Jumaane Williams who is her opponent in the race and a current New York City Council member sees the office differently. He would make the lieutenant governor’s office into that of a public advocate and an ombudsman of sorts. He believes that the office could be so much more than what it is and that from the seat he could hold the legislature and the governor accountable. Although technically those roles do not fall under the purview of the job, there is no reason that a lieutenant governor could not take on issues for themselves. As the council member put it, if he is elected, the only power the governor will have over his office will be his budget, and he is perfectly capable of using his MetroCard, Metro North and other means of public transport to get around the state to do the job that he plans to do. Although that might not make the governor happy, if he chooses to work with a lieutenant governor like Williams, all New Yorkers could be the better for it.

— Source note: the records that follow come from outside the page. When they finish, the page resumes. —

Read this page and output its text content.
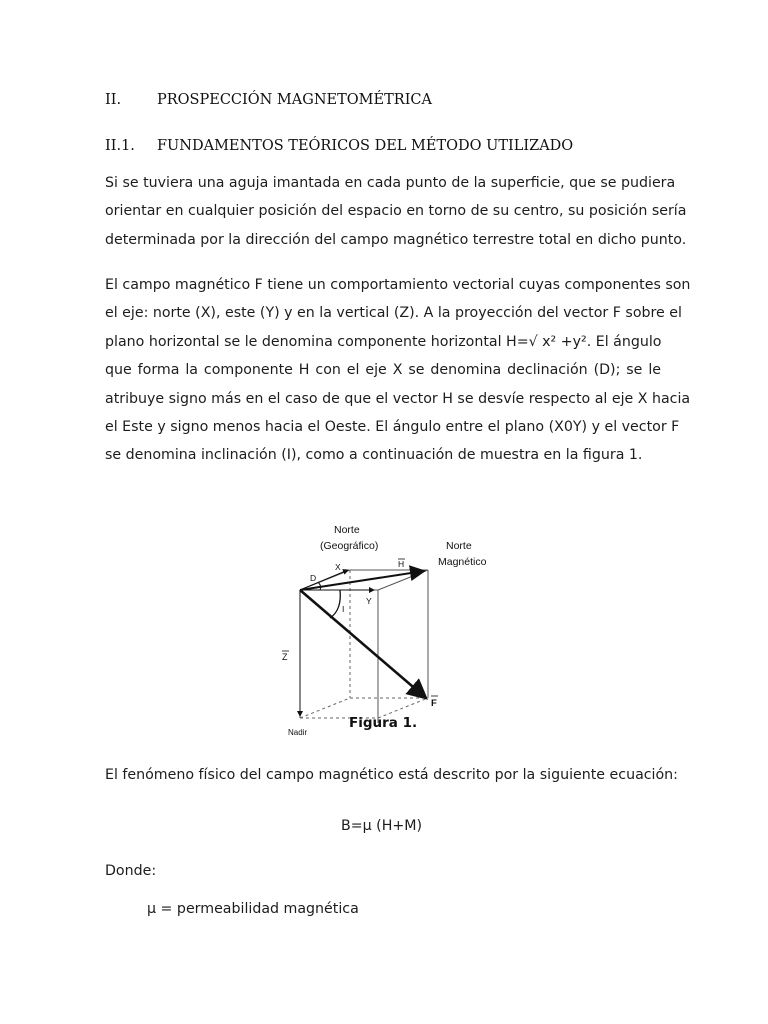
II. PROSPECCIÓN MAGNETOMÉTRICA
II.1. FUNDAMENTOS TEÓRICOS DEL MÉTODO UTILIZADO
Si se tuviera una aguja imantada en cada punto de la superficie, que se pudiera
orientar en cualquier posición del espacio en torno de su centro, su posición sería
determinada por la dirección del campo magnético terrestre total en dicho punto.
El campo magnético F tiene un comportamiento vectorial cuyas componentes son
el eje: norte (X), este (Y) y en la vertical (Z). A la proyección del vector F sobre el
plano horizontal se le denomina componente horizontal H=√ x² +y². El ángulo
que forma la componente H con el eje X se denomina declinación (D); se le
atribuye signo más en el caso de que el vector H se desvíe respecto al eje X hacia
el Este y signo menos hacia el Oeste. El ángulo entre el plano (X0Y) y el vector F
se denomina inclinación (I), como a continuación de muestra en la figura 1.
Norte
(Geográfico)	Norte
Magnético
D
X	H
Y
I
Z
F
Nadir
Figura 1.
El fenómeno físico del campo magnético está descrito por la siguiente ecuación:
B=μ (H+M)
Donde:
μ = permeabilidad magnética
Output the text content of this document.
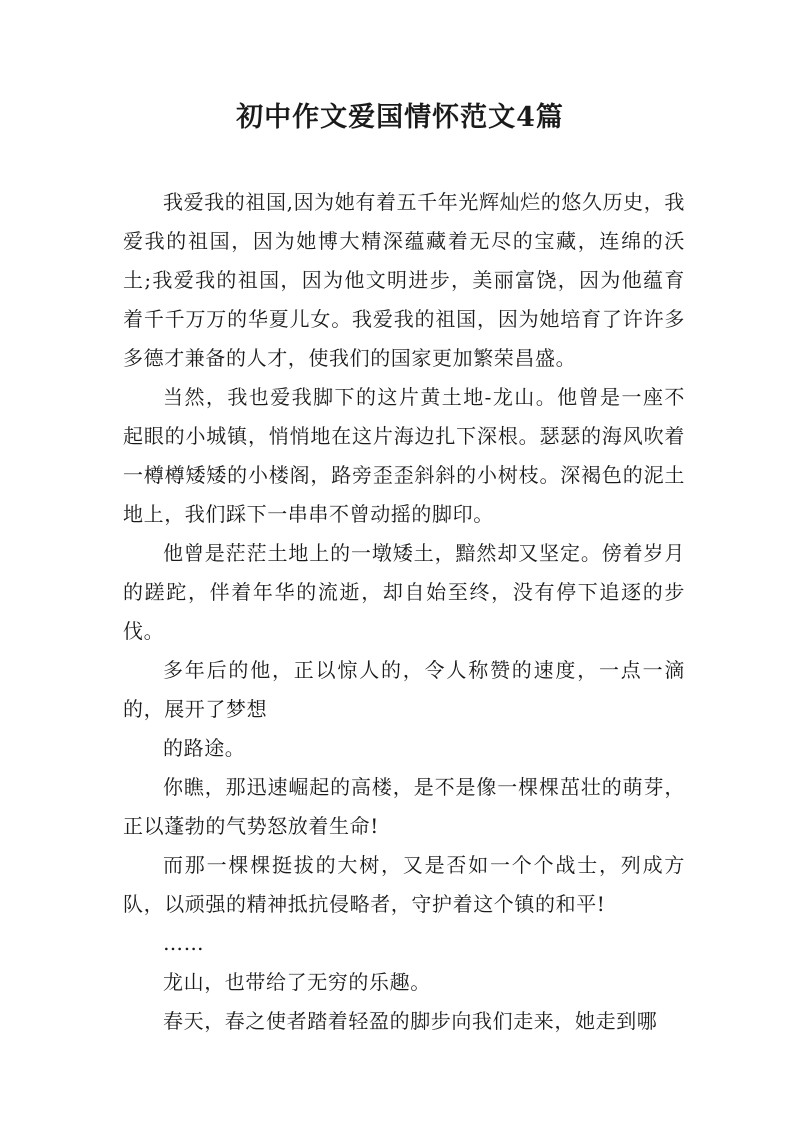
初中作文爱国情怀范文4篇

我爱我的祖国,因为她有着五千年光辉灿烂的悠久历史，我爱我的祖国，因为她博大精深蕴藏着无尽的宝藏，连绵的沃土;我爱我的祖国，因为他文明进步，美丽富饶，因为他蕴育着千千万万的华夏儿女。我爱我的祖国，因为她培育了许许多多德才兼备的人才，使我们的国家更加繁荣昌盛。

当然，我也爱我脚下的这片黄土地-龙山。他曾是一座不起眼的小城镇，悄悄地在这片海边扎下深根。瑟瑟的海风吹着一樽樽矮矮的小楼阁，路旁歪歪斜斜的小树枝。深褐色的泥土地上，我们踩下一串串不曾动摇的脚印。

他曾是茫茫土地上的一墩矮土，黯然却又坚定。傍着岁月的蹉跎，伴着年华的流逝，却自始至终，没有停下追逐的步伐。

多年后的他，正以惊人的，令人称赞的速度，一点一滴的，展开了梦想

的路途。

你瞧，那迅速崛起的高楼，是不是像一棵棵茁壮的萌芽，正以蓬勃的气势怒放着生命!

而那一棵棵挺拔的大树，又是否如一个个战士，列成方队，以顽强的精神抵抗侵略者，守护着这个镇的和平!

……

龙山，也带给了无穷的乐趣。

春天，春之使者踏着轻盈的脚步向我们走来，她走到哪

Although many politicians are quickly jumping on the progressive and activist bandwagons, Councilman Williams has more than a decade of a proven track record of working on behalf of his community, district, Brooklyn and New York City residents. Essentially, Williams will be the “eyes and ears” of the people throughout the state, not just for the governor.
It is for this reason and for the dedication to the people of New York that we endorse Jumaane Williams for lieutenant governor.
Very few people thought there was going to be a contested race for attorney general in this primary election cycle if you had asked them just a few months ago. No one was expecting Eric Schneiderman to resign and for the position to become open. But this resignation has left an opportunity for several people to get into the race—in particular, three dynamic women, all highly qualified, all fantastic lawyers. Each one comes from a different place: Leecia Eve, comes from Buffalo, N.Y. and a family of public servants; Zephyr Teachout, born out west and raised in Vermont; and last, but not least, is Letitia James, born and raised in New York City. First we must say that New York will be a better state having any of the three serve, as all of them are highly qualified and would do a great job. But when it comes down to choosing one, we went with experience tenacity and grit.
And that is Letitia James. Tish James has served New Yorkers as a public defender, as first assistant attorney general (so she has actual experience in the office), as a council person and currently as public advocate. She will continue to fight for the issues already undertaken by the office and push them further. She will continue the battle against Exxon and fighting to protect our environment. She will tackle Wall Street abuses and protect immigrant rights. She will be unwavering in protecting the rights of women, promoting gender equity and reproductive health care access. And she will use the powers that she does have to take on nefarious dealings from the White House occupants. For these reasons and more we endorse Tish James to be the next attorney general.
*Editor’s Note: Although we are endorsing Tish, we must recognize that Zephyr Teachout is the only candidate not taking corporate money (that is, no money from Wall Street or real estate interests, and no money through LLC loopholes). Teachout’s campaign is an entirely grassroots people’s campaign. She literally wrote a book on corruption and serves as the legal strategist behind the lawsuits to get Trump to divest from his business interests. She ran for governor four years ago and has been ringing the alarm about corruption in New York State and our political system. She had the guts to get in the ring when no one else would. If Teachout does become AG, New Yorkers should know they have a fighter working on their behalf.